In mid 2012 i met with an old friend that was a part of that fuel I just spoke of. I said, what happened to you guys, where did you go? Well, we just decided to leave you alone, he said. It’s March of 2013 and I’ve been processing that statement since then. It has been what ignited a flame in me. This was church leadership, all three were my friends. We had been close for years. At the lowest point, when it was uncomfortable, they all agreed on an excuse to abandon a brother because it was hard to stick around. In the new leadership driven church this is the norm. Having been on “the inside”,I’ve heard all the excuses, and actually believed them as truth. Looking at the teachings of Christ without the weekly filtering from the pulpit now allows me to look at these practices the way they really are. Tragic, and full of reasons to dodge the real work of the church. Loving….
The training as far as I can tell is the “Leadership revolution”. Before writing this I went to over ten church and pastor blogs to see what they really care about. Of the hundreds I saw, not one mentioned love. With the exception of a very few, they all talked about leadership. I mean all of them. You see leaders are influence’s business owner, successful people. If your church full of leaders and influencer’s, you get numbers, wealth, and prestige.

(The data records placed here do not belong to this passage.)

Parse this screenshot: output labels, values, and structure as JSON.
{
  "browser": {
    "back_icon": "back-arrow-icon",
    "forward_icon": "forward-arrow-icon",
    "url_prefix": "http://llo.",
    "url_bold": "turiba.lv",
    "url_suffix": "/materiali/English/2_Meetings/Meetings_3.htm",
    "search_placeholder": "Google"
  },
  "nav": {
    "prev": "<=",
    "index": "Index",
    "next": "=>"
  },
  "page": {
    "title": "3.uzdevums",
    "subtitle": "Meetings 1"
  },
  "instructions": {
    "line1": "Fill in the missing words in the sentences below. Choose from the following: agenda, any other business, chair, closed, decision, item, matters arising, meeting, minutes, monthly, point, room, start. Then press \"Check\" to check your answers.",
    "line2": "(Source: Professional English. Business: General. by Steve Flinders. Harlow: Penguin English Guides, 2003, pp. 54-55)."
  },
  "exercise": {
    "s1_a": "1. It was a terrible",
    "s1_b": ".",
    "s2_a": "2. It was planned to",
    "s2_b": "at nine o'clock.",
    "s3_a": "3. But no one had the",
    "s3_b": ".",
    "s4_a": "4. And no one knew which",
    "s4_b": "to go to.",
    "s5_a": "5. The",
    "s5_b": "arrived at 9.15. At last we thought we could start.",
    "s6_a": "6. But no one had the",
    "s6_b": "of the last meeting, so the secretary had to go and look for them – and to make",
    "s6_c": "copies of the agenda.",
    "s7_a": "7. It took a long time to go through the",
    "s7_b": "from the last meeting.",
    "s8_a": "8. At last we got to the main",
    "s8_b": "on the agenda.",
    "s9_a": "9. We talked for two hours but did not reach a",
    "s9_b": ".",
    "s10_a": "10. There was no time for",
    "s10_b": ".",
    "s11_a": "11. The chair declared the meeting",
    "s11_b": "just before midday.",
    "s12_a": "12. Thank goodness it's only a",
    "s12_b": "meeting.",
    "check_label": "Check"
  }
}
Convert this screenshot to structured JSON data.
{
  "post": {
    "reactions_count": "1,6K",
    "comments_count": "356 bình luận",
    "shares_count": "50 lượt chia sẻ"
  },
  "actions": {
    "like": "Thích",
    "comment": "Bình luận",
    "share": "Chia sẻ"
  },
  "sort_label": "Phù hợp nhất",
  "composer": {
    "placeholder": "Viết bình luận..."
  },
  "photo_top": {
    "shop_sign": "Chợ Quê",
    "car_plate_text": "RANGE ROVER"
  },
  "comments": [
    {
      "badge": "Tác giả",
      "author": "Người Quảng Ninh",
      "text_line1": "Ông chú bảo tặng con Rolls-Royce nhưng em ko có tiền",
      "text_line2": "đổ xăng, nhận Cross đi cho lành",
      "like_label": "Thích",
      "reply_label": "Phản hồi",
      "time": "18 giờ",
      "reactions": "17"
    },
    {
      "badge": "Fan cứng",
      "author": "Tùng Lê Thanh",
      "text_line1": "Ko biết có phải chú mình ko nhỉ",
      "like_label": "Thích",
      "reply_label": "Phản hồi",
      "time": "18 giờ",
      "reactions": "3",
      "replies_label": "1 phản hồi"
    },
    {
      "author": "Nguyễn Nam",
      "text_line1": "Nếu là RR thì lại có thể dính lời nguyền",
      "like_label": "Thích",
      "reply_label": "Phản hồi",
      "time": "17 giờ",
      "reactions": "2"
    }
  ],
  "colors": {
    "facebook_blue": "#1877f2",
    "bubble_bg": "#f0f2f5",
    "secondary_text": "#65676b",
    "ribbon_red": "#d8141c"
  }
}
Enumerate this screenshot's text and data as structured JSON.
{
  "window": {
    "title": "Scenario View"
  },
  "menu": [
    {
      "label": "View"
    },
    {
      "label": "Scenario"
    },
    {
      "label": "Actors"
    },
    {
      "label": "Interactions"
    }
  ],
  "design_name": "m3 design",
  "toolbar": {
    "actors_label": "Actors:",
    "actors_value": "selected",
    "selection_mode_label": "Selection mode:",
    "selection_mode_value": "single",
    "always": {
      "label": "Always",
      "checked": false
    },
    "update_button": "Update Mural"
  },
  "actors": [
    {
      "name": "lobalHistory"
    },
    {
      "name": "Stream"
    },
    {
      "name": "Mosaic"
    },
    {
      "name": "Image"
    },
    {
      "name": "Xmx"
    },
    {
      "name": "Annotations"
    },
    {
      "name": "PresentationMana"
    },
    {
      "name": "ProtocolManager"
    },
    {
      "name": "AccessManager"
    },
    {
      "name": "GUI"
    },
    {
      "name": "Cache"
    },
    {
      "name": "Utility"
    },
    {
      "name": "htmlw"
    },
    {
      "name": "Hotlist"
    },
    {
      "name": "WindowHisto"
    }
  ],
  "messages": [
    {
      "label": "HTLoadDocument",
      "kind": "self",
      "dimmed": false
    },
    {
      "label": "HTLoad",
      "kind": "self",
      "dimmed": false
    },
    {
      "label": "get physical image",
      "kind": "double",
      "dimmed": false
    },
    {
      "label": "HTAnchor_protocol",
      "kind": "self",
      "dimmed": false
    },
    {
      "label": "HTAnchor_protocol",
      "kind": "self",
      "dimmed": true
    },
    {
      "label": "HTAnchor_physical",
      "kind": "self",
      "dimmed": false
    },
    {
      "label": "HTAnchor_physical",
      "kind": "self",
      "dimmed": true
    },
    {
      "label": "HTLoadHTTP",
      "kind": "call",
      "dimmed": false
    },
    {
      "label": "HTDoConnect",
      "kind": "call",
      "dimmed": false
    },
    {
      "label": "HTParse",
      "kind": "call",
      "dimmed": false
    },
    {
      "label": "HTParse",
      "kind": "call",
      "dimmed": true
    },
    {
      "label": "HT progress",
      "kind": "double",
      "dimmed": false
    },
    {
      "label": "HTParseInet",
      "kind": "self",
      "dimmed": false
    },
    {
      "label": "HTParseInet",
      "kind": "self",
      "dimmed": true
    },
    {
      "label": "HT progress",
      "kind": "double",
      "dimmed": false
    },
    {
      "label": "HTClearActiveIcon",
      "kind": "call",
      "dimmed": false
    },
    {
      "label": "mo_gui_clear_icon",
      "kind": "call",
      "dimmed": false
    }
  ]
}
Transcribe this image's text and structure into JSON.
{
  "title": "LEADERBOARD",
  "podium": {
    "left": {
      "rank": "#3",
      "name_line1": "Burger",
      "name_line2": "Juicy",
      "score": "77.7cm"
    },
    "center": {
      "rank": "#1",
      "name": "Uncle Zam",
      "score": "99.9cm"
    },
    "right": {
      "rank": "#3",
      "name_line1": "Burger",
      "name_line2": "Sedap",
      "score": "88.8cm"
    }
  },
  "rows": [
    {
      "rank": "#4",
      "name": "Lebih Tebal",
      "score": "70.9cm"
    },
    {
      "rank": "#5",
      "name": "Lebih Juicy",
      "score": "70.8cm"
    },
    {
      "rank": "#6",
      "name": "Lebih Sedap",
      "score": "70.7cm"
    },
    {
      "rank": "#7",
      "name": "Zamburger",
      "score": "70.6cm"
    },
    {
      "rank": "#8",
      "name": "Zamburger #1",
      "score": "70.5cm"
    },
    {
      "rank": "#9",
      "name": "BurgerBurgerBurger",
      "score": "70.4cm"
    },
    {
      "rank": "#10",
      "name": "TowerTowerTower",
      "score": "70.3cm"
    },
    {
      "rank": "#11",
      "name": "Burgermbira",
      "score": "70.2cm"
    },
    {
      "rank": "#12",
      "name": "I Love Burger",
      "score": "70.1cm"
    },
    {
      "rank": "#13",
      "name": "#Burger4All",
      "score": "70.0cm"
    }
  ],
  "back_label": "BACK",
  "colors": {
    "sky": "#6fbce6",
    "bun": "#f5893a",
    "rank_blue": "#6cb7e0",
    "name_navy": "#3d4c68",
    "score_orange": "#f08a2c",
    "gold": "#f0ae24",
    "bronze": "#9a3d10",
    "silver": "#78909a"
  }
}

Recognition beyond your area. It isn’t a bad plan for a business. But when leadership building and all that comes with it become that much more important than just loving the lost, without judging anyone at all, then there is a problem. They have absolutely lost their first love. No longer on the mission. This might be the reason churches ministered in their area during the time the church was being established. No mega churches or leadership driven churches Just leaders that loved unconditionally without looking at the talents and treasures of those in their congregation.
I have a lot of pastors and Christian workers on my Facebook account. I watch the blogs go by every day, all day, and without fail, 99 out of 100 are about leadership. It would seem a balanced way would serve God better.
Here’s a perfect example of leadership vs love in a church. Two weeks ago a local pastor cast judgment from the pulpit on a few people he did not know at all. He said before he did it that he shouldn’t do it, but on he went. To get the congregation to laugh at his joke. The back story was that one of these people was a cynical unchurched man that had never met a Christian that even tried to act like Christ. For 6 months I had been teaching and showing him the opposite. After the pastor’s judgment welding comedy act he was done. Any good I had accomplished was void. This is what I see out of the “leadership Revolution” watering down the message and the mission of Christ. What happened next surprised me, and that takes a lot. A leader in a local church posted that I was judging the pastor and unfriended me. Wow? this was someone that people look up to in one of these churches. No mention of what this pastor did to this guy that was lost as an Easter egg. Just angry that I called him out. What i did wasn’t from the pulpit, and I am not leading a congregation. A large one in his case.
I have heard all the reasons. Reach more people, getting the message out, more effective everything, and my favorite “with excellence”. Having been the recipient of these excuses and watched others completely turned of on all things God because of this, i disagree. It’s a perfect plan. More of all things good and worldly, less impoverished and hard to reach people. The very people that sit and hear this dogma are the same people that will defend it to the death. Call it what you will. I call it programming.
He said we should never judge. Yet you hear so much judgment, He said to be about His business, meaning to love others unconditionally. The leadership driven churches have turned their backs on these simple commands Hey, it’s my article, so I can put my opinion in it.
As I said before, this was hard to write but necessary in my opinion. So let the enlightened throw the excuses, judgment, and the unfriending begin. Just goes a long way towards proving my point.
And no, I haven’t left God. I just decided to take a hard look at what He is and wants us to be doing. And it isn’t always what is being done in His name.